Organisations typically use four or five cloud providers, Dedicoat said. Cisco wants to make it simpler to pick the right cloud for the right workflows at the right time. Recent Cisco announcements include the forthcoming availability of Azure on UCS, and validated designs for running Docker on Cisco hardware. "Our role is to provide the capability" for customers to take advantage of a multi-cloud world, said Dedicoat.

• Analytics

"The network sees everything," so the right analytics can unlock insights for the whole business, not just IT.

Cisco intends to acquire application performance monitoring and management provider AppDynamics which claims to link application performance to business outcomes.

Cisco's Tetration Analytics uses machine learning to analyse all packets flowing around a data centre.
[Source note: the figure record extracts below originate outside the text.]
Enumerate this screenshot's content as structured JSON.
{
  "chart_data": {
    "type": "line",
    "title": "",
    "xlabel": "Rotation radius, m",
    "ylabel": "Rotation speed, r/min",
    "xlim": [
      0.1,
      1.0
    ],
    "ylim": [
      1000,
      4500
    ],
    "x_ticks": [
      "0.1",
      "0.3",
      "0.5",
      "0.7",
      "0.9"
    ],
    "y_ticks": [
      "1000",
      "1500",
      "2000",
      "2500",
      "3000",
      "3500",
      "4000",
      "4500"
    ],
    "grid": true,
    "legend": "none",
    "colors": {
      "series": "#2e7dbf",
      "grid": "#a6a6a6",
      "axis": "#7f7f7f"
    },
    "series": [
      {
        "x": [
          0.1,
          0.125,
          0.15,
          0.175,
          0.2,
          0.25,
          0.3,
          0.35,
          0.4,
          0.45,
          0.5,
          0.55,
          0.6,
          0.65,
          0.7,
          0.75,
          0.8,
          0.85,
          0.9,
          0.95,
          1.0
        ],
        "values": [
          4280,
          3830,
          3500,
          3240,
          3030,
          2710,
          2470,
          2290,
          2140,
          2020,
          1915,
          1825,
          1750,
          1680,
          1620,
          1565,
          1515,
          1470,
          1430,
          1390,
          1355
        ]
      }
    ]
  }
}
A cloud version is imminent, he said. Senior vice-president of IT infrastructure John Manville said Tetration, along with other tools, revealed that a proposed new $20 million data centre was not actually required.

• Talent

Attracting and retaining talent, and getting the best from staff is a common problem.

Cisco plans to train 3 million Cisco certified professionals over the next 18 months, and to increase the range of courses, particularly in the areas of analytics and security. Dedicoat also pointed to Cisco's DevNet developer community, and the Innovation Central operations in Sydney and Perth - "a great example of how innovation is taking place."

He noted that forced mid-life career changes were a concern of governments, and called upon industry to collaborate more closely on this issue. Cisco is focussing on those who have been released from prison or have left the military.

Dedicoat used this part of the keynote to spotlight Cisco's Spark collaboration system, especially the Cisco Spark Board meeting room system and the close integration of Spark with iOS, which includes the ability to swipe a call from an iPhone to a Spark Board, to tell Siri to perform a Spark operation, and the inclusion of Spark sessions in the recent calls list.

"The partnership with Apple is something we're really proud of," he said.


More generally, Dedicoat predicted the next generation internet will be on an "unimaginable" scale with 500 billion devices being connected over the next 10 years.

"We want to lead that," he said, so Cisco is spending big to develop the technology: $6 billion on R&D, including $3 billion on networking. The company's portfolio of some 20,000 patents - including those relating to segmented routing - is "truly valuable," he observed.